S
iempre existe otra historia, siempre hay algo más de lo que el ojo puede capturar
(WH Auden). Esta cita del poeta británico aparece en un momento clave del relato más reciente de Claude Chabrol, El inspector Bellamy, cinta policiaca y cuento moral sobre la confesión de una culpa. La historia circular, escrita por Odile Barski y el propio cineasta, se inicia y concluye con la escena de un accidente automovilístico. Entre estos dos puntos, un célebre detective, Paul Bellamy (imponente Gérard Depardieu), se permite un descanso de sus muy plácidas vacaciones en el sur de Francia, para interesarse en el caso de un vendedor de seguros, Émile Leullet (Jacques Gamblin) que para cobrar una prima escenifica su propia muerte, utilizando en su lugar a un vagabundo, a quien coloca en su auto para empujarlo por un precipicio. El cuerpo carbonizado apenas permite la identificación. El criminal busca, sin embargo, con una identidad diferente, al detective Bellamy y se muestra interesado en el caso.
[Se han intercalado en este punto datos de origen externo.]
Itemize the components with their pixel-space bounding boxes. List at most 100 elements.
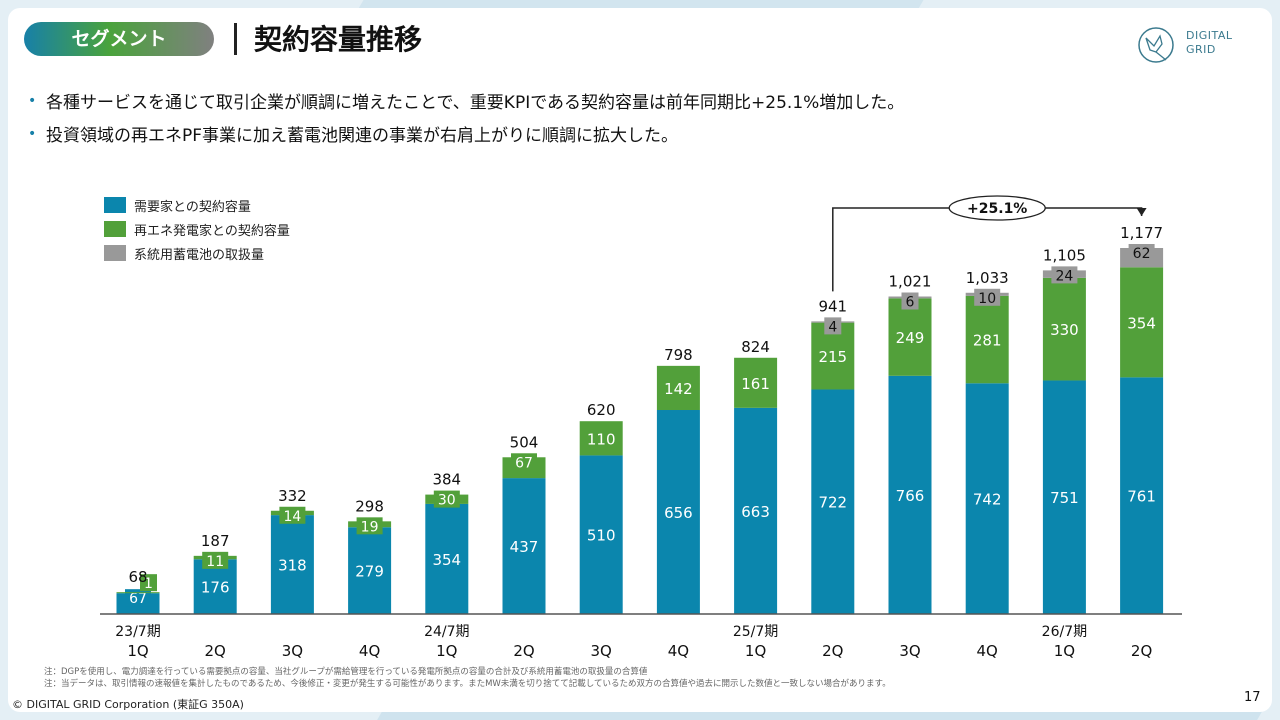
legend-item-demand: 需要家との契約容量 — [104, 193, 290, 217]
bar-total-label: 68 — [128, 568, 147, 586]
bar-total-label: 1,033 — [966, 269, 1009, 287]
x-quarter-label: 2Q — [513, 642, 534, 660]
bar-label-box — [974, 288, 1001, 306]
bar-renewable — [1042, 277, 1086, 381]
legend-swatch-renewable — [104, 221, 126, 237]
bar-demand — [656, 410, 700, 614]
bar-total-label: 1,177 — [1120, 224, 1163, 242]
growth-badge — [948, 195, 1046, 221]
bar-value-label: 437 — [510, 538, 539, 556]
bar-total-label: 298 — [355, 497, 384, 515]
bar-demand — [888, 375, 932, 614]
bar-value-label: 215 — [818, 348, 847, 366]
bar-total-label: 1,021 — [889, 273, 932, 291]
bar-label-box — [824, 317, 842, 335]
bar-label-box — [356, 517, 383, 535]
bar-label-box — [1128, 244, 1155, 261]
bar-demand — [965, 383, 1009, 614]
bar-value-label: 161 — [741, 375, 770, 393]
x-quarter-label: 1Q — [436, 642, 457, 660]
bar-label-box — [433, 490, 460, 508]
legend-label: 需要家との契約容量 — [134, 199, 251, 215]
bar-value-label: 6 — [906, 295, 915, 311]
bar-value-label: 24 — [1055, 268, 1073, 284]
legend-label: 系統用蓄電池の取扱量 — [134, 247, 265, 263]
bullet-item: • 各種サービスを通じて取引企業が順調に増えたことで、重要KPIである契約容量は… — [28, 84, 904, 117]
arrow-head-icon — [1136, 208, 1147, 216]
bar-value-label: 279 — [355, 563, 384, 581]
bullet-item: • 投資領域の再エネPF事業に加え蓄電池関連の事業が右肩上がりに順調に拡大した。 — [28, 117, 904, 150]
bar-value-label: 330 — [1050, 321, 1079, 339]
bar-renewable — [116, 592, 160, 594]
bar-total-label: 798 — [664, 346, 693, 364]
bullet-dot-icon: • — [28, 92, 37, 109]
bar-value-label: 742 — [973, 491, 1002, 509]
bullet-dot-icon: • — [28, 125, 37, 142]
bar-value-label: 4 — [828, 319, 837, 335]
bar-demand — [502, 478, 546, 614]
bar-value-label: 722 — [818, 494, 847, 512]
x-quarter-label: 4Q — [359, 642, 380, 660]
bar-label-box — [901, 292, 919, 310]
bar-value-label: 766 — [896, 487, 925, 505]
bar-demand — [1120, 377, 1164, 614]
bar-total-label: 824 — [741, 338, 770, 356]
bar-value-label: 30 — [438, 493, 456, 509]
bar-renewable — [734, 357, 778, 408]
bar-value-label: 14 — [283, 509, 301, 525]
bar-label-box — [511, 453, 537, 471]
bar-value-label: 142 — [664, 380, 693, 398]
chart-legend: 需要家との契約容量 再エネ発電家との契約容量 系統用蓄電池の取扱量 — [104, 193, 290, 265]
bar-demand — [579, 455, 623, 614]
bar-value-label: 67 — [515, 455, 533, 471]
bar-total-label: 332 — [278, 487, 307, 505]
bar-value-label: 751 — [1050, 489, 1079, 507]
bar-label-box — [279, 506, 306, 524]
bar-label-box — [140, 574, 157, 592]
bar-value-label: 110 — [587, 430, 616, 448]
bar-demand — [348, 527, 392, 614]
copyright: © DIGITAL GRID Corporation (東証G 350A) — [12, 698, 244, 711]
segment-badge: セグメント — [24, 22, 214, 56]
digital-grid-logo-icon — [1138, 27, 1174, 63]
bar-value-label: 62 — [1133, 246, 1151, 262]
bar-total-label: 504 — [510, 433, 539, 451]
bar-renewable — [965, 295, 1009, 384]
bullet-list: • 各種サービスを通じて取引企業が順調に増えたことで、重要KPIである契約容量は… — [28, 84, 904, 150]
legend-item-battery: 系統用蓄電池の取扱量 — [104, 241, 290, 265]
x-quarter-label: 3Q — [899, 642, 920, 660]
bar-value-label: 761 — [1127, 488, 1156, 506]
bar-value-label: 10 — [978, 291, 996, 307]
bar-value-label: 1 — [144, 576, 153, 592]
bar-renewable — [656, 365, 700, 411]
legend-swatch-battery — [104, 245, 126, 261]
bar-label-box — [125, 589, 151, 607]
bar-value-label: 19 — [361, 519, 379, 535]
bar-total-label: 384 — [432, 471, 461, 489]
x-period-label: 23/7期 — [115, 624, 160, 640]
bar-label-box — [202, 551, 229, 569]
bar-value-label: 67 — [129, 591, 147, 607]
x-quarter-label: 4Q — [977, 642, 998, 660]
bar-value-label: 510 — [587, 527, 616, 545]
footnote: 注：DGPを使用し、電力調達を行っている需要拠点の容量、当社グループが需給管理を… — [44, 667, 648, 677]
bar-value-label: 176 — [201, 579, 230, 597]
bullet-text: 各種サービスを通じて取引企業が順調に増えたことで、重要KPIである契約容量は前年… — [46, 93, 905, 113]
bar-demand — [425, 503, 469, 614]
bar-total-label: 941 — [818, 297, 847, 315]
x-quarter-label: 2Q — [822, 642, 843, 660]
x-period-label: 24/7期 — [424, 624, 469, 640]
bar-value-label: 656 — [664, 504, 693, 522]
legend-item-renewable: 再エネ発電家との契約容量 — [104, 217, 290, 241]
bullet-text: 投資領域の再エネPF事業に加え蓄電池関連の事業が右肩上がりに順調に拡大した。 — [46, 126, 679, 146]
bar-demand — [734, 407, 778, 614]
logo-text: DIGITAL GRID — [1186, 29, 1233, 57]
x-quarter-label: 1Q — [127, 642, 148, 660]
bar-value-label: 354 — [432, 551, 461, 569]
bar-value-label: 354 — [1127, 314, 1156, 332]
bar-value-label: 281 — [973, 332, 1002, 350]
bar-total-label: 187 — [201, 532, 230, 550]
x-quarter-label: 2Q — [205, 642, 226, 660]
legend-label: 再エネ発電家との契約容量 — [134, 223, 290, 239]
footnotes: 注：DGPを使用し、電力調達を行っている需要拠点の容量、当社グループが需給管理を… — [44, 666, 891, 690]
El encuentro de estos dos hombres es el detonador de una serie de equívocos que irán complicándose a medida que avanza la indagación informal. Tratando de elucidar el misterio del fraude criminal, Bellamy se ve obligado a explorar un turbio secreto de familia y a librarse él mismo a la confesión de una vieja culpa.
El inspector Bellamy tiene, en apariencia, la construcción de un clásico relato de Georges Simenon. Su protagonista central, detective en vacaciones, sibarita de obesidad sensual y sonrisa magnética, es un extraño Maigret confrontado a dudas existenciales sobre la persistencia e impunidad del mal y también sobre la solidez del compromiso amoroso. Vive una relación marital demasiado perfecta, goza asimismo de una reputación sin fisuras. Es un hombre exitoso, sediento sin embargo de novedad y de aventura. Incursiona en el momento más inesperado en un asunto criminal que le conducirá a una confrontación dolorosa con su pasado, donde figura la relación con un medio hermano alcohólico e irresponsable (Clovis Cornillac), por quien muestra una extraña condescendencia, y que bien pudiera traicionarlo con su propia esposa.
El fantasma de los celos, la identificación instintiva del perseguidor con el criminal, la superficie engañosa de una armonía doméstica que pende de un hilo, y la tranquilidad misteriosa de la provincia francesa (en los relatos de Chabrol siempre llena de signos inquietantes), son recurrencias típicas, previsibles, que remiten a películas suyas tan oscuras como La ceremonia o El carnicero, pero que aquí no ofrecen ya ni humor negro ni veneno ni sarcasmo. Esto decepciona a muchos espectadores acostumbrados a la mordacidad crítica de Chabrol y descubren aquí un relato tan plácido y moroso como su protagonista estrella, Depardieu, que va librando sus secretos sin mayores aspavientos, en una línea muy fina de observación moral y sicológica.
Observación de la moral burguesa y sus falsas certidumbres; observación también de los mecanismos del crimen, siempre engañosos, capaces de frustrar la avidez mediática y el sensacionalismo. El crimen se confunde aquí con un sutil desequilibrio doméstico y también con la sucesión de simulaciones a que se libra un orden social anquilosado. Es el reino de la mentira observado una vez más por Chabrol, entomólogo de las conductas. Y si no hay solución definitiva al caso de Leullet ni explicación a la extraña defensa cantada con música de Georges Brassens, es porque todo el engranaje de la justicia y sus sanciones puede ser en definitiva una farsa más en una sociedad dispuesta a engañarse a sí misma. Una historia, la de un crimen expuesto a la sociedad, esconde otra historia, familiar y más íntima, tal vez más perturbadora. Chabrol invita a descubrirla en un thriller de apariencia convencional que guarda, sin embargo, el sello de sus más profundas y antiguas obsesiones de autor.